Originally posted on Thirty On Tap on June 21, 2016
We’ve all heard the cliché warnings – don’t get your honey where you make your money, don’t sh*t where you eat, and don’t mix work and play. We’ve received our fair share of ominous cautionary tales about preferential privilege and office reputations garnered through sleeping with the boss. The dreaded thought of job loss haunts every employee who has ever toyed with the idea of dating a co-worker. Office romance often seems frowned upon, as dating in the workplace has regularly resulted in consequences for at least one of the so called “offenders”.
But despite all the red flags surrounding dating at work, it can actually make a lot of sense, considering we spend nearly 30% of our time at our jobs. The remainder of our time is shared between sleeping, eating, outside hobbies, and family and friends. When it comes down to it, there is very little time left over for dating. Not to mention, aside from the bar scene and dating apps, it can be extremely hard to meet people.
The bar scene is often a somewhat hazy experience, as alcohol has the ability to play mind tricks on us, and on a dating app, users are limited to 140 characters to define their life narrative. Yet at work, we’re often surrounded by intelligent, driven, like-minded people who understand any worries or office stress that we’re experiencing. We’re able to connect through shared experiences and jump past the awkward phase of starting a conversation with strangers who usually only introduce themselves by first name.
When it comes down to it, office romances shouldn’t be all that surprising, nor should they immediately elicit feelings of panic, judgment, and derision. With that said, there are some basic rules to follow should you ever decide to jump from your desk and into a relationship with a colleague:
Do Not Date Your Boss
If there is one person you should absolutely avoid starting an office romance with, it’s your boss. As cliché as it sounds, this is a line that should never be crossed. Starting and maintaining a relationship at work can be difficult enough as is, without the added element of having to directly report to that person. The risk is hardly worth the reward as your boss has the ability to make direct decisions about your salary, employment status, and professional advancement. If you cannot be persuaded otherwise and do decide to date your boss, avoid favoritism and punishment by arranging to change supervisors, and consider involving your HR department in a discreet and proactive manner.
Avoid Displaying Physical Affection At The Office
Even if your relationship is public knowledge, it is best to keep the physical elements of it confined to the bedroom, or backseat, or essentially anywhere else that is not your desk space. Avoid kissing, hugging, hand holding, leering, or anything else sexual in nature. Not only will it keep the office gossip to a minimum, it’ll also help both of you to avoid any impression of unprofessionalism. You want to be taken seriously at work and flaunting your relationship will only distract from that.

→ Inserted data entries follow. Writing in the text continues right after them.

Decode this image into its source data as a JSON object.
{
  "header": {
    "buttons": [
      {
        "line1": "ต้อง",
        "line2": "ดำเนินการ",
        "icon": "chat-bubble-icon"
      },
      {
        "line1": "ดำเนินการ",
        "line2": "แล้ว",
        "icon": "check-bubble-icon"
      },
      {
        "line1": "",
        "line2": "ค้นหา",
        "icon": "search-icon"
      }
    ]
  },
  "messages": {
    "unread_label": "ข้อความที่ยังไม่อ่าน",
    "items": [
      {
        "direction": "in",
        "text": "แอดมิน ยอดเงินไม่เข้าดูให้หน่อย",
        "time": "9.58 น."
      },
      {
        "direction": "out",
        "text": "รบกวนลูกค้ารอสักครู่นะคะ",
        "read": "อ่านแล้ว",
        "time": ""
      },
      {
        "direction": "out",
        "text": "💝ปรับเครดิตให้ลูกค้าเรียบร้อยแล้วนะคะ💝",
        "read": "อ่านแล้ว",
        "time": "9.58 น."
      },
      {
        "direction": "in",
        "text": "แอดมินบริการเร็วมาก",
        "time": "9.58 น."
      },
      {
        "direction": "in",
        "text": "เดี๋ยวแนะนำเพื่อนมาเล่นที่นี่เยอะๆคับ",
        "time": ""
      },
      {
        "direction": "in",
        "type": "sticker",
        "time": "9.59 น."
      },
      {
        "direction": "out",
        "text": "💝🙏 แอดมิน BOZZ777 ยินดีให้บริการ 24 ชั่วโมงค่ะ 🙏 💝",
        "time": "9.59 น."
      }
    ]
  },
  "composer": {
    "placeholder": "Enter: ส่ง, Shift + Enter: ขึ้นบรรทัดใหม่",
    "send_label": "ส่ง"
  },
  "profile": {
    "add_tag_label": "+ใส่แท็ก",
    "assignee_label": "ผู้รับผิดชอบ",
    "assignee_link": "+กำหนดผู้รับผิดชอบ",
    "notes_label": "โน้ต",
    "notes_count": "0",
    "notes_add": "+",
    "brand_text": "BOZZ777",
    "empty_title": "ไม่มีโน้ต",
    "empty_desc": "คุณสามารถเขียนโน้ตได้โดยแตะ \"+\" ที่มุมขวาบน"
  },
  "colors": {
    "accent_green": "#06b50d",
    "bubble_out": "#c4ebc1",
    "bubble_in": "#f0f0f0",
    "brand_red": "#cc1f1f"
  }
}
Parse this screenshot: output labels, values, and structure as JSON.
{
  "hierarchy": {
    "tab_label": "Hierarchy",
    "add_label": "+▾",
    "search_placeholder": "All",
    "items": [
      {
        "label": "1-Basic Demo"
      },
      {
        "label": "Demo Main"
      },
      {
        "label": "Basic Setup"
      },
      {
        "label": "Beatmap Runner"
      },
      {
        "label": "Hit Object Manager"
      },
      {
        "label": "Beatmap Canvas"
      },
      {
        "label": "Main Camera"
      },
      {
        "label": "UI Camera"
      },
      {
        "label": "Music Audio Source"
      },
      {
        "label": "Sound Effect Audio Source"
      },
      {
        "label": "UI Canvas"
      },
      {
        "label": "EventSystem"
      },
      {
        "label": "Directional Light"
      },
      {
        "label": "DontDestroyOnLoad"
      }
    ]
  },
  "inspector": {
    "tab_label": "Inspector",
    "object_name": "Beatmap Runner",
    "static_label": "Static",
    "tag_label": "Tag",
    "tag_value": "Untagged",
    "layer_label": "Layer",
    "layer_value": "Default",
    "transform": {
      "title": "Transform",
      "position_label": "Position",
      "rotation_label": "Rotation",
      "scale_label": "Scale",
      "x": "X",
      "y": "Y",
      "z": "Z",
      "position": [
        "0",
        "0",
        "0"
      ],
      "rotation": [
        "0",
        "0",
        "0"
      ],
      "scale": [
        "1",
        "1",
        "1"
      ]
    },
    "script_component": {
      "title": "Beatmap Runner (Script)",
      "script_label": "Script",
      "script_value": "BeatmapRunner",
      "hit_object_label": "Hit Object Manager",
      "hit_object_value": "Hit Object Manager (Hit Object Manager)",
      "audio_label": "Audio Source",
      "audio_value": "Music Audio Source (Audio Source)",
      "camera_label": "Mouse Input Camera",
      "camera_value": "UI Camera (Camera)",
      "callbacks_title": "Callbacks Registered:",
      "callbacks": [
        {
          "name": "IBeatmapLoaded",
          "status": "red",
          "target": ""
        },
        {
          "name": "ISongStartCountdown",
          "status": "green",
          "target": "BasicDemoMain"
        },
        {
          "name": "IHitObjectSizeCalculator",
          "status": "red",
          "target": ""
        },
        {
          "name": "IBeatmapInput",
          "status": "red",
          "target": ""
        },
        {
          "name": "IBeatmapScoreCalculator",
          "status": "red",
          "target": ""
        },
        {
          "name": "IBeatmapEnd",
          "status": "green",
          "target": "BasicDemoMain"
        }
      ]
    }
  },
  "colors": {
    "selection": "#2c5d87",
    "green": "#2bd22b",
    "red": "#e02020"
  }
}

Know That Making Your Relationship Public Can Be A Risk
If your relationship cannot be kept secret and people start to find out or make insinuations, it is best to be upfront about it with your colleagues, boss, and HR department. If your company has a policy forbidding office relationships, you may consider reevaluating whether or not you want to continue the relationship with the possibility of career consequences. Usually your best bet is to keep your romance under wraps for as long as possible. Don’t tell your colleagues and avoid posting about it on social media sites. The more you are able to separate your personal life from your professional life, the better your chance of making your relationship work.
Make Sure You Set Rules From The Beginning
This one is simple. To avoid roadblocks down the road, sit down and discuss how you’ll conduct yourselves, any hesitancies or concerns either of you might have, how they should be handled, and what will happen if one of you ends up wanting out of the relationship. Because let’s be real, that is a very likely possibility. Which leads to my final piece of advice…
If It Ends, Be Professional
Bottom line, relationships end more often than they last. In most instances, you can cut your ex out of your life entirely, especially if the relationship didn’t end well. Yet, when you date someone at work, you must accept the fact that you will still have to see and interact with this person (bearing in mind that they know full well what you look like in your birthday suit). You can’t air your negative feelings of them at work, as that will come off as petty. And it goes without saying, bathroom stall cry-fests are a definite no-no. All of this can be perceived by others as negatively affecting your work. So if it ends, be professional. Be a grown up. And by that, I mean no shouting matches or staplers being thrown at each other’s heads.
When it comes down to it, the person you date should also be your friend. Treat one another with respect and develop your friendship as well as your romantic relationship. The chance of it lasting will be greater. And who knows, you may even end up with something lasting, loving, and worth all the trials, errors, and disagreements that come with any relationship.
It’s okay to be afraid, but sometimes it is worth the risk. So take the leap! You never know what’s on the other side unless you try.